La décision de Fitch Ratings, mardi soir, d'abaisser la note de crédit du gouvernement américain est le dernier d'une série de coups portés à la réputation internationale du dollar américain, qui est en partie le produit d'une dette publique qui a déjà dépassé les 31.000 milliards de dollars, et qui n'est viable que tant que la Réserve fédérale fabrique la monnaie, mais aussi tant qu'elle s'apprécie en étant utilisée pour le commerce international, ce qui a été remis en question dernièrement.
Les critiques de l'agence de notation pourraient aider des pays comme la Chine et la Russie à faire avancer leurs efforts de « dédollarisation », conduisant à un déclin de la domination mondiale du dollar au profit d'un ordre multipolaire qui s'appuie sur de multiples monnaies, crypto-monnaies ou matières premières, a déclaré le spécialiste des marchés financiers Thierry Wizman. « Il y a clairement un mouvement en cours pour essayer de remplacer le dollar américain parmi certains pays du monde. Si vous essayez de remplacer le dollar, Fitch vient de vous donner un peu plus de munitions », a-t-il ajouté.
Après avoir averti au début de l'année qu'elle envisageait de réduire sa note lors du dernier débat au Congrès sur le plafond de la dette, Fitch Ratings a donné suite mardi en abaissant la note des États-Unis de AAA à AA+, ce qui leur fait perdre leur statut d'investissement de qualité. L'agence a justifié sa décision par « une détérioration constante des normes de gouvernance au cours des 20 dernières années, notamment en ce qui concerne les questions budgétaires et la dette ».
« Je soupçonne Fitch d'avoir d'autres éléments à l'esprit qui affectent la gouvernance, et l'un d'entre eux est la scène politique intérieure », a déclaré M. Wizman. « Du point de vue de la stabilité politique, il n'est pas étrange que votre ancien président soit inculpé de nombreux chefs d'accusation et qu'il reste le favori. »
La dédollarisation est devenue un sujet brûlant dans les cercles économiques et de marché depuis l'invasion russe de l'Ukraine.
Récemment, la Chine a réussi à convaincre davantage de pays, dont la Bolivie, de s'engager à effectuer une plus grande partie de leur commerce international en utilisant le yuan chinois.
Dans le même temps, la Russie a réduit ses réserves en dollars américains au profit de l'or et du yuan, les sanctions américaines et européennes ayant restreint l'accès de ses banques au système financier mondial dominé par le Royaume-Uni et les États-Unis.

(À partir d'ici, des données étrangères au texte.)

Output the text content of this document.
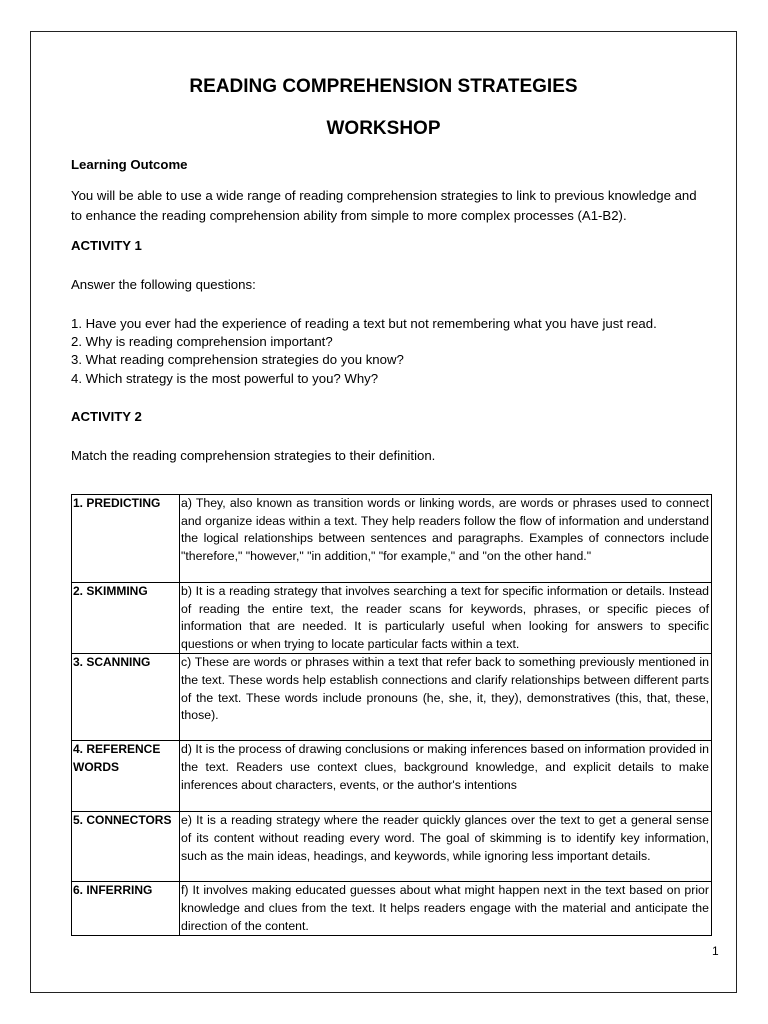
READING COMPREHENSION STRATEGIES
WORKSHOP

Learning Outcome

You will be able to use a wide range of reading comprehension strategies to link to previous knowledge and

to enhance the reading comprehension ability from simple to more complex processes (A1-B2).

ACTIVITY 1

Answer the following questions:

1. Have you ever had the experience of reading a text but not remembering what you have just read.
2. Why is reading comprehension important?
3. What reading comprehension strategies do you know?
4. Which strategy is the most powerful to you? Why?

ACTIVITY 2

Match the reading comprehension strategies to their definition.

1. PREDICTING	a) They, also known as transition words or linking words, are words or phrases used to connect and organize ideas within a text. They help readers follow the flow of information and understand the logical relationships between sentences and paragraphs. Examples of connectors include "therefore," "however," "in addition," "for example," and "on the other hand."
2. SKIMMING	b) It is a reading strategy that involves searching a text for specific information or details. Instead of reading the entire text, the reader scans for keywords, phrases, or specific pieces of information that are needed. It is particularly useful when looking for answers to specific questions or when trying to locate particular facts within a text.
3. SCANNING	c) These are words or phrases within a text that refer back to something previously mentioned in the text. These words help establish connections and clarify relationships between different parts of the text. These words include pronouns (he, she, it, they), demonstratives (this, that, these, those).
4. REFERENCE WORDS	d) It is the process of drawing conclusions or making inferences based on information provided in the text. Readers use context clues, background knowledge, and explicit details to make inferences about characters, events, or the author's intentions
5. CONNECTORS	e) It is a reading strategy where the reader quickly glances over the text to get a general sense of its content without reading every word. The goal of skimming is to identify key information, such as the main ideas, headings, and keywords, while ignoring less important details.
6. INFERRING	f) It involves making educated guesses about what might happen next in the text based on prior knowledge and clues from the text. It helps readers engage with the material and anticipate the direction of the content.
1
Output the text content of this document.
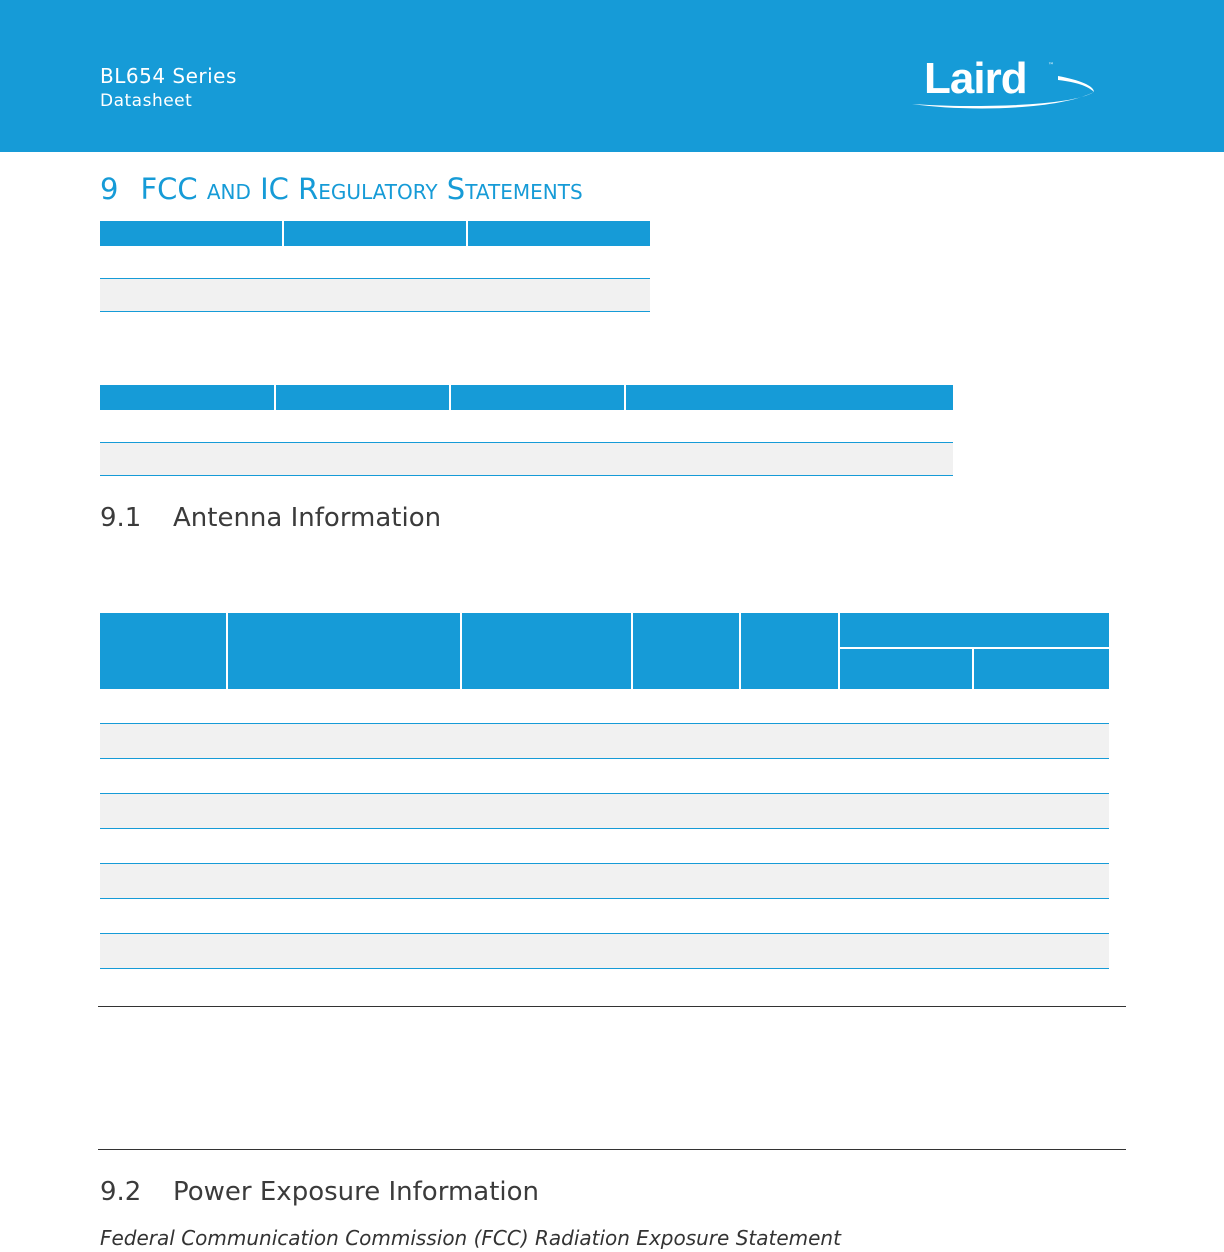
BL654 Series
Datasheet	Laird	™
9 FCC and IC Regulatory Statements
9.1 Antenna Information
9.2 Power Exposure Information
Federal Communication Commission (FCC) Radiation Exposure Statement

Les dirigeants d'autres pays, dont le Brésil, ont également déclaré qu'ils prendraient des mesures pour réduire leur dépendance à l'égard du dollar.
La Russie, la Chine et le Brésil auront bientôt l'occasion de présenter leurs arguments lors d'un sommet des nations dites « BRICS » qui se tiendra plus tard ce mois-ci en Afrique du Sud. Le président sud-africain Cyril Ramaphosa a également invité des dizaines d'autres pays en plus de la Russie, de la Chine, du Brésil, de l'Inde et de l'Afrique du Sud, les premiers « BRICS ».
Les chiffres publiés par le Congressional Budget Office au début de l'année prévoient que le déficit budgétaire des États-Unis atteindra environ 2000 milliards de dollars (trillions) d'ici 2033, contre environ 1400 milliards de dollars en 2023.
Tout substitut ou challenger du dollar devrait également établir un historique de marchés financiers profondément liquides et accessibles, de libre convertibilité et d'État de droit qui garantirait aux investisseurs mondiaux la conservation de leur argent.
L'hégémonie actuelle du dollar pourrait changer si le gouvernement fédéral américain ne parvient pas à contrôler son endettement à long terme ou s'il va trop loin en renforçant le rôle du dollar dans le système financier par des sanctions.